Retrieval-augmented generation has become one of the most discussed patterns in applied AI. It has also become one of the most overloaded terms. Teams that say they are "using RAG" are often doing very different things, facing very different trade-offs, and needing very different infrastructure. Clarifying the taxonomy helps understand what actually works and why.
At the most basic level, RAG means providing a model with relevant context at inference time by retrieving it from an external store. But the way you chunk documents, embed them, retrieve against them, and integrate the retrieved content into your prompt varies enormously, and those variations matter more than the shared label.
Naive RAG
The simplest form: embed a query, find the nearest chunks in a vector database, prepend them to a prompt.
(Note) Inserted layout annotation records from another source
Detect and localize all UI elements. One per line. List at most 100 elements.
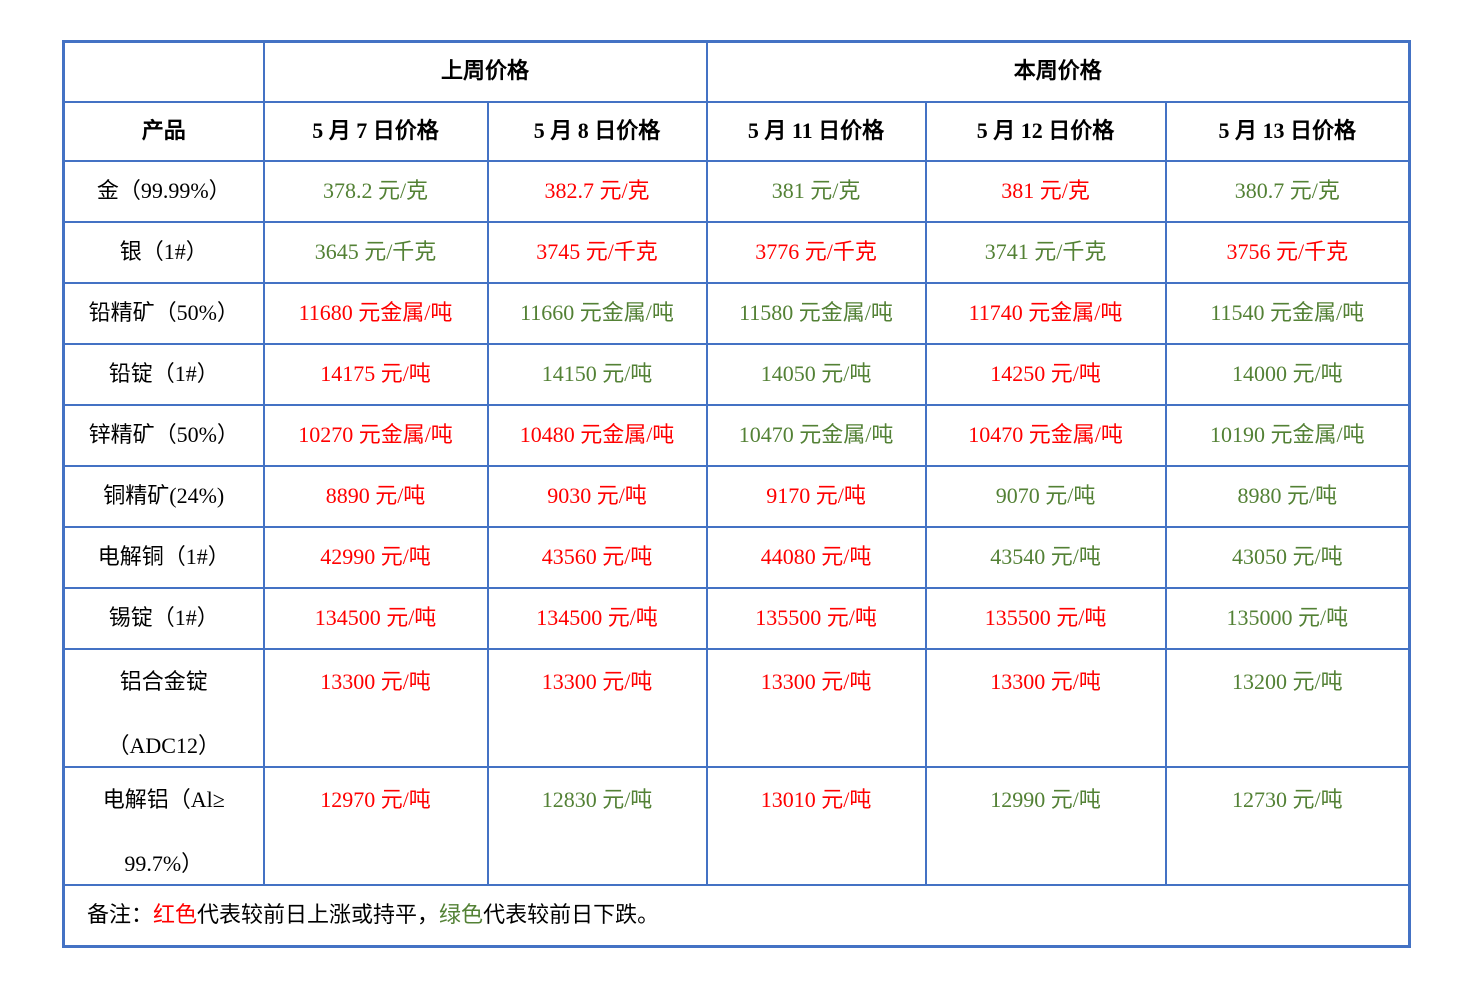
product-name: 锌精矿（50%） bbox=[88, 421, 239, 447]
price-cell: 13010 元/吨 bbox=[705, 765, 927, 886]
price-cell: 13300 元/吨 bbox=[705, 647, 927, 768]
column-header-row: 产品 5 月 7 日价格 5 月 8 日价格 5 月 11 日价格 5 月 12… bbox=[62, 100, 1411, 162]
price-cell: 43050 元/吨 bbox=[1164, 525, 1411, 589]
price-cell: 13300 元/吨 bbox=[486, 647, 708, 768]
note-prefix: 备注： bbox=[87, 901, 154, 927]
group-header-row: 上周价格 本周价格 bbox=[62, 40, 1411, 103]
product-cell: 铅锭（1#） bbox=[62, 342, 265, 406]
price-cell: 11580 元金属/吨 bbox=[705, 281, 927, 345]
price-cell: 10480 元金属/吨 bbox=[486, 403, 708, 467]
price-cell: 3745 元/千克 bbox=[486, 220, 708, 284]
price-cell: 8890 元/吨 bbox=[262, 464, 489, 528]
note-cell: 备注：红色代表较前日上涨或持平，绿色代表较前日下跌。 bbox=[62, 883, 1411, 948]
date-header-may7: 5 月 7 日价格 bbox=[262, 100, 489, 162]
table-row-copper-concentrate: 铜精矿(24%) 8890 元/吨 9030 元/吨 9170 元/吨 9070… bbox=[62, 464, 1411, 528]
note-tail: 代表较前日下跌。 bbox=[483, 901, 660, 927]
product-cell: 电解铜（1#） bbox=[62, 525, 265, 589]
product-name: 电解铜（1#） bbox=[97, 543, 230, 569]
price-cell: 11540 元金属/吨 bbox=[1164, 281, 1411, 345]
price-cell: 9030 元/吨 bbox=[486, 464, 708, 528]
price-cell: 42990 元/吨 bbox=[262, 525, 489, 589]
table-row-gold: 金（99.99%） 378.2 元/克 382.7 元/克 381 元/克 38… bbox=[62, 159, 1411, 223]
price-cell: 134500 元/吨 bbox=[486, 586, 708, 650]
product-cell: 铅精矿（50%） bbox=[62, 281, 265, 345]
price-cell: 3776 元/千克 bbox=[705, 220, 927, 284]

This works well for simple question-answering against a homogeneous document corpus where the questions map cleanly to contained chunks. It fails when questions require synthesizing information across multiple chunks, when document structure matters, or when the query does not naturally embed near the answer text.
Structured RAG
The more sophisticated pattern emerging in production systems: rather than treating retrieval as semantic nearest-neighbor search, structure the knowledge base in a way that supports structured queries — metadata filtering, relationship traversal, hierarchical context. Contextual AI, which we backed in 2023, is building retrieval infrastructure specifically designed for enterprise knowledge bases where naive chunking and embedding consistently fails to meet quality thresholds.
Agentic RAG
The frontier: rather than retrieving once at inference time, allow agents to retrieve iteratively as they work through a problem. The agent formulates a question, retrieves relevant context, incorporates it into its reasoning, identifies what else it needs, retrieves again. This pattern is significantly more powerful for complex multi-hop reasoning tasks and significantly more expensive to operate. The engineering challenge is managing the latency and cost of multiple retrieval steps within an agent loop. This is the direction the best production RAG systems are moving.